This week’s idea that race is simply a social construct and not a biological fact is something that had not crossed my mind before but now seems so obvious that I feel silly for not thinking about it before. Race is defined differently among different societies, which I find often leads to the question of identity. “Who are we and where did we come from?” these are two questions that it seems to me everyone asks themselves. We all want to have a concrete answer because it would make things so much easier. Whether this is due an instinctive human need to feeling like we belong or as mentioned before, the human “drive to categorize” I cannot say. Probably a little bit of both. Whatever the reason, it is true that social constructs (such as race) has real effects that impact our societies.
While watching the video, I was surprised to find out the number of slaves brought to Latin America. Three million slaves brought just to Brazil alone! There were six times more slaves of African descent in America than white, European inhabitants. We can only imagine how brutal the system had to be in order to keep that many people down. This is quite evident when you find out that most of them died within three years of arriving, keeping in mind that they had to be relatively fit and healthy before they started their voyage. There really is no way to make up for what millions of people had to live through but I think it is really important that we acknowledge what happened and educate people. This helps maximize our chances to avoid another institution like this one from taking place. Furthermore, I found it quite disheartening to learn that the process of emancipation was largely attributed to the liberals. By ignoring the way slaves fought for their freedom we are choosing to ignore the millions of lives lost during this struggle for freedom.

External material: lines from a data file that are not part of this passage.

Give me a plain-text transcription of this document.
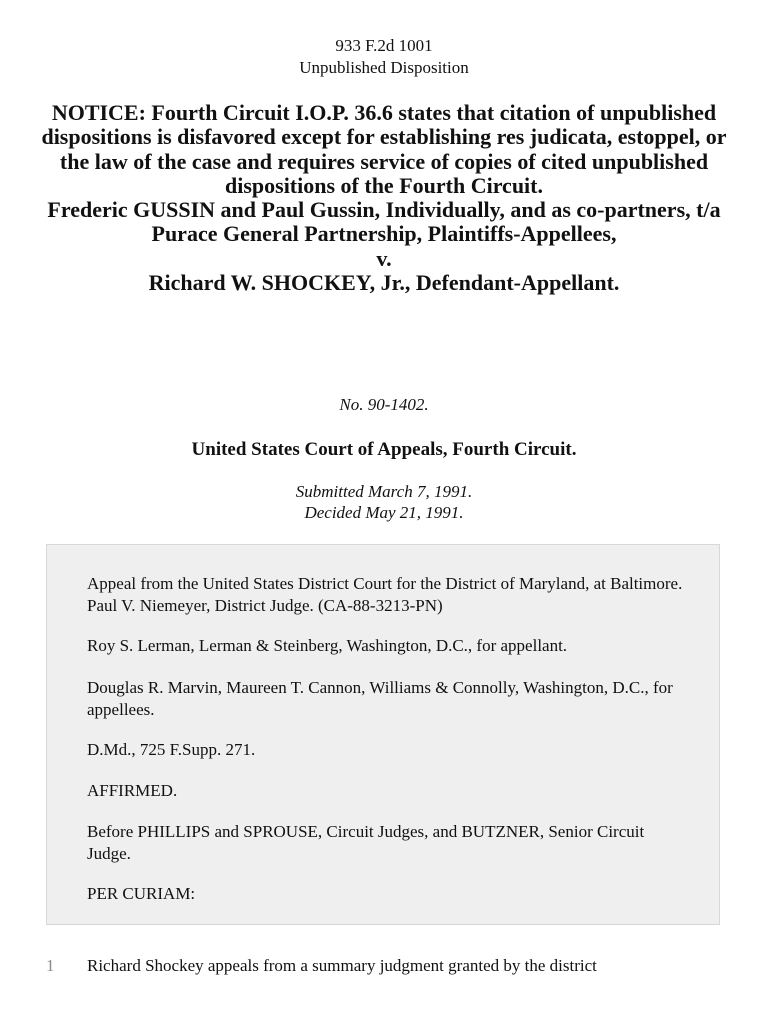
933 F.2d 1001
Unpublished Disposition
NOTICE: Fourth Circuit I.O.P. 36.6 states that citation of unpublished dispositions is disfavored except for establishing res judicata, estoppel, or the law of the case and requires service of copies of cited unpublished dispositions of the Fourth Circuit.
Frederic GUSSIN and Paul Gussin, Individually, and as co-partners, t/a Purace General Partnership, Plaintiffs-Appellees,
v.
Richard W. SHOCKEY, Jr., Defendant-Appellant.
No. 90-1402.
United States Court of Appeals, Fourth Circuit.
Submitted March 7, 1991.
Decided May 21, 1991.

Appeal from the United States District Court for the District of Maryland, at Baltimore. Paul V. Niemeyer, District Judge. (CA-88-3213-PN)

Roy S. Lerman, Lerman & Steinberg, Washington, D.C., for appellant.

Douglas R. Marvin, Maureen T. Cannon, Williams & Connolly, Washington, D.C., for appellees.

D.Md., 725 F.Supp. 271.

AFFIRMED.

Before PHILLIPS and SPROUSE, Circuit Judges, and BUTZNER, Senior Circuit Judge.

PER CURIAM:

1 Richard Shockey appeals from a summary judgment granted by the district
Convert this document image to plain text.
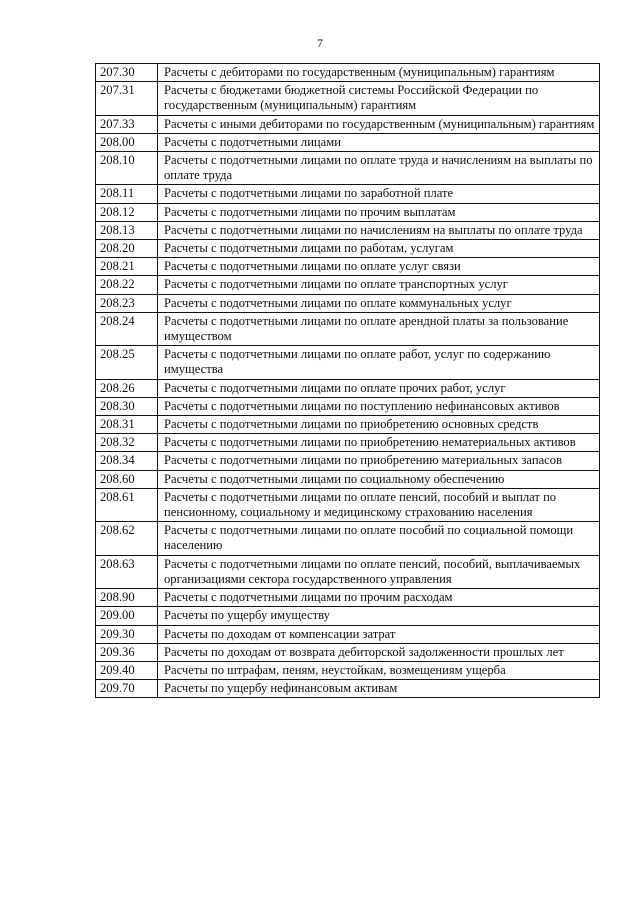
7
207.30	Расчеты с дебиторами по государственным (муниципальным) гарантиям
207.31	Расчеты с бюджетами бюджетной системы Российской Федерации по государственным (муниципальным) гарантиям
207.33	Расчеты с иными дебиторами по государственным (муниципальным) гарантиям
208.00	Расчеты с подотчетными лицами
208.10	Расчеты с подотчетными лицами по оплате труда и начислениям на выплаты по оплате труда
208.11	Расчеты с подотчетными лицами по заработной плате
208.12	Расчеты с подотчетными лицами по прочим выплатам
208.13	Расчеты с подотчетными лицами по начислениям на выплаты по оплате труда
208.20	Расчеты с подотчетными лицами по работам, услугам
208.21	Расчеты с подотчетными лицами по оплате услуг связи
208.22	Расчеты с подотчетными лицами по оплате транспортных услуг
208.23	Расчеты с подотчетными лицами по оплате коммунальных услуг
208.24	Расчеты с подотчетными лицами по оплате арендной платы за пользование имуществом
208.25	Расчеты с подотчетными лицами по оплате работ, услуг по содержанию имущества
208.26	Расчеты с подотчетными лицами по оплате прочих работ, услуг
208.30	Расчеты с подотчетными лицами по поступлению нефинансовых активов
208.31	Расчеты с подотчетными лицами по приобретению основных средств
208.32	Расчеты с подотчетными лицами по приобретению нематериальных активов
208.34	Расчеты с подотчетными лицами по приобретению материальных запасов
208.60	Расчеты с подотчетными лицами по социальному обеспечению
208.61	Расчеты с подотчетными лицами по оплате пенсий, пособий и выплат по пенсионному, социальному и медицинскому страхованию населения
208.62	Расчеты с подотчетными лицами по оплате пособий по социальной помощи населению
208.63	Расчеты с подотчетными лицами по оплате пенсий, пособий, выплачиваемых организациями сектора государственного управления
208.90	Расчеты с подотчетными лицами по прочим расходам
209.00	Расчеты по ущербу имуществу
209.30	Расчеты по доходам от компенсации затрат
209.36	Расчеты по доходам от возврата дебиторской задолженности прошлых лет
209.40	Расчеты по штрафам, пеням, неустойкам, возмещениям ущерба
209.70	Расчеты по ущербу нефинансовым активам
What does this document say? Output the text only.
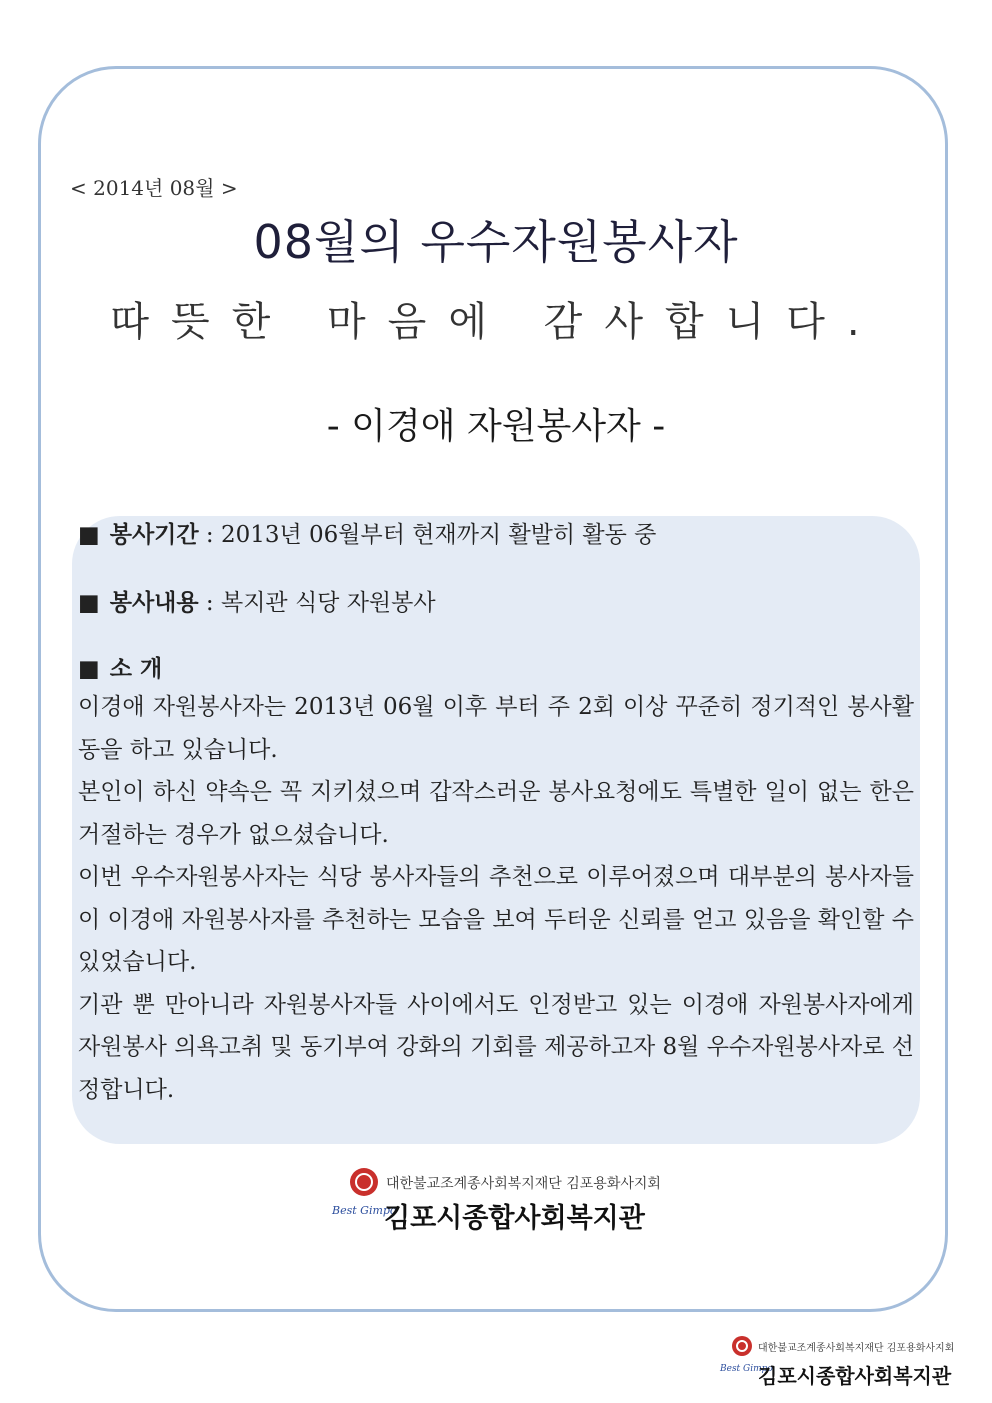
< 2014년 08월 >
08월의 우수자원봉사자
따뜻한 마음에 감사합니다.
- 이경애 자원봉사자 -
■ 봉사기간 : 2013년 06월부터 현재까지 활발히 활동 중
■ 봉사내용 : 복지관 식당 자원봉사
■ 소 개

이경애 자원봉사자는 2013년 06월 이후 부터 주 2회 이상 꾸준히 정기적인 봉사활동을 하고 있습니다.

본인이 하신 약속은 꼭 지키셨으며 갑작스러운 봉사요청에도 특별한 일이 없는 한은 거절하는 경우가 없으셨습니다.

이번 우수자원봉사자는 식당 봉사자들의 추천으로 이루어졌으며 대부분의 봉사자들이 이경애 자원봉사자를 추천하는 모습을 보여 두터운 신뢰를 얻고 있음을 확인할 수 있었습니다.

기관 뿐 만아니라 자원봉사자들 사이에서도 인정받고 있는 이경애 자원봉사자에게 자원봉사 의욕고취 및 동기부여 강화의 기회를 제공하고자 8월 우수자원봉사자로 선정합니다.

대한불교조계종사회복지재단 김포용화사지회
Best Gimpo
김포시종합사회복지관
대한불교조계종사회복지재단 김포용화사지회
Best Gimpo
김포시종합사회복지관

The last part of the video talked about Pelliza de Sagasta and her view of the feminist movement. She described women as “celestial conceptions” who should be everything but emancipated. I do not know much about her however, it is quite evident that she speaks from a privileged position. Of course women who were higher class and lived a comfortable life did not want things to change. Perhaps she never experienced the struggle so she saw this movement as an inconvenience rather than a necessity for the majority of women. However, this idea is not surprising and can still be seen by throughout societies today.